In this study, we performed scRNA-seq profiling to reveal the fibroblast subset and identify CAF-related marker genes. A total of 280 feature genes were obtained with the intersection of the stable CAF-related DEGs and the prognosis-related genes. By LASSO Cox regression, we successfully constructed and validated a novel 9-gene CAF-related signature to predict the prognosis of GC, and the signature was confirmed as an independent predictor of OS by univariate and multivariate Cox regression analyses. Most of these CAF-related genes are associated with tumorigenesis and cancer progression, including GLT8D1 [
51], GPX3 [
52], NRP1 [
53], PPP1R26 [
54], SERPINE1 [
55], and TMSB15A [
56]. Of these, we focused on SERPINE1, one of the genes upregulated in this gene signature, which encodes plasminogen activator inhibitor-1 (PAI-1). Studies confirm that its overexpression is involved in the progression and unfavorable outcomes in various cancers [
55]. Sakamoto et al. proved that PAI-1 from CAFs stimulated esophageal squamous cell carcinoma (ESCC) cell migration and invasion through contact with LRP1 via phosphorylation of Akt and Erk1/2 [
57]. Furthermore, CAFs induced M2 polarization in macrophages by secreting CXCL12, which in turn induced PAI-1 secretion and enhanced the malignant behavior of HCC [
58]. As a result, the gene signature we constructed can serve as a target reference for CAFs in tumor research. However, the detailed mechanisms in GC warrant further investigation.

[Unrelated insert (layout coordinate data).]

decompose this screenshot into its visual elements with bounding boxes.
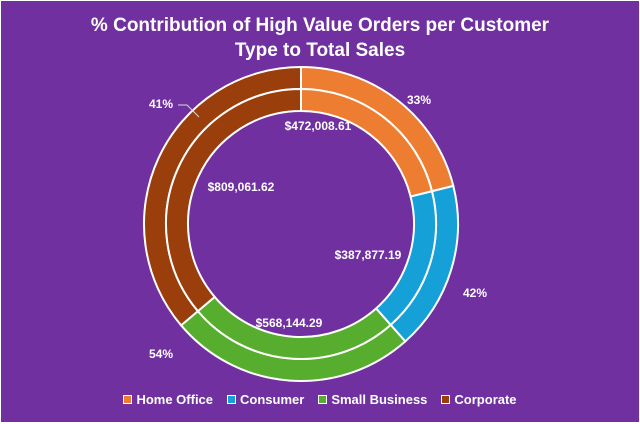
inner-ring-slice-corporate[interactable]: [165, 87, 302, 313]
legend-item-home-office[interactable]: Home Office: [123, 392, 213, 407]
outer-label-small-business: 54%: [149, 347, 173, 361]
outer-label-home-office: 33%: [407, 93, 431, 107]
data-labels: $472,008.61 $387,877.19 $568,144.29 $809,06…: [149, 93, 487, 361]
legend-swatch-small-business: [318, 395, 328, 404]
legend-label-corporate: Corporate: [454, 392, 517, 407]
legend-item-corporate[interactable]: Corporate: [441, 392, 517, 407]
outer-label-consumer: 42%: [463, 286, 487, 300]
inner-ring: [165, 87, 437, 360]
chart-title-line-1: % Contribution of High Value Orders per …: [90, 15, 550, 36]
legend-item-consumer[interactable]: Consumer: [227, 392, 304, 407]
leader-line-corporate: [178, 104, 200, 118]
inner-label-consumer: $387,877.19: [335, 248, 402, 262]
outer-ring: [143, 65, 459, 382]
chart-title: % Contribution of High Value Orders per …: [21, 13, 619, 63]
legend-item-small-business[interactable]: Small Business: [318, 392, 427, 407]
chart-title-line-2: Type to Total Sales: [234, 40, 406, 61]
inner-label-home-office: $472,008.61: [285, 119, 352, 133]
legend: Home Office Consumer Small Business Corp…: [1, 392, 639, 407]
legend-label-home-office: Home Office: [136, 392, 214, 407]
inner-label-corporate: $809,061.62: [208, 180, 275, 194]
legend-label-consumer: Consumer: [240, 392, 305, 407]
legend-swatch-consumer: [227, 395, 237, 404]
legend-swatch-corporate: [441, 395, 451, 404]
legend-label-small-business: Small Business: [331, 392, 428, 407]
outer-label-corporate: 41%: [149, 97, 173, 111]
legend-swatch-home-office: [123, 395, 133, 404]
inner-label-small-business: $568,144.29: [256, 316, 323, 330]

Subsequently, we tried to discover promising small molecular drugs for gene therapy of CAF-related gene signatures in GC patients. Traditional Chinese herbal extracts have been demonstrated to be effective in slowing the progression of GC. For example triptonide, a small molecule (MW358) extracted from Tripterygium wilfordii Hook F, efficiently inhibits development and metastasis by blocking the oncogenic Notch1 and NF-B signaling pathways [
59]. Wang et al. discovered that several natural products inhibit CAF activity in a series of investigations. By rectifying aberrant microRNA expression, astragaloside IV and treponil restricted the malignancy-promoting capacity of CAFs [
60,
61]. In contract, Paeoniflorin suppressed the malignancy of CAFs by decreasing its IL-6 secretion [
62]. In this study, we screened three small molecular drugs for the treatment of CAFs. The one with the most significant p value is the one we are interested in, Genistein is a phytoestrogen and a naturally occurring chemical constituent found primarily in legumes. It has anticancer properties, and studies have shown that by targeting distinct biological processes, it can suppress the growth of various cancer cells [
63]. In regard to GC research, genistein inhibits tumor cell proliferation by suppressing cancer stem cell-like properties and inducing G2/M arrest [
64,
65], as well as improving chemotherapy sensitivity by inhibiting ERK1/2 activity [
64]. Nevertheless, the practical application of these potentially therapeutic small molecule compounds requires further exploration and validation.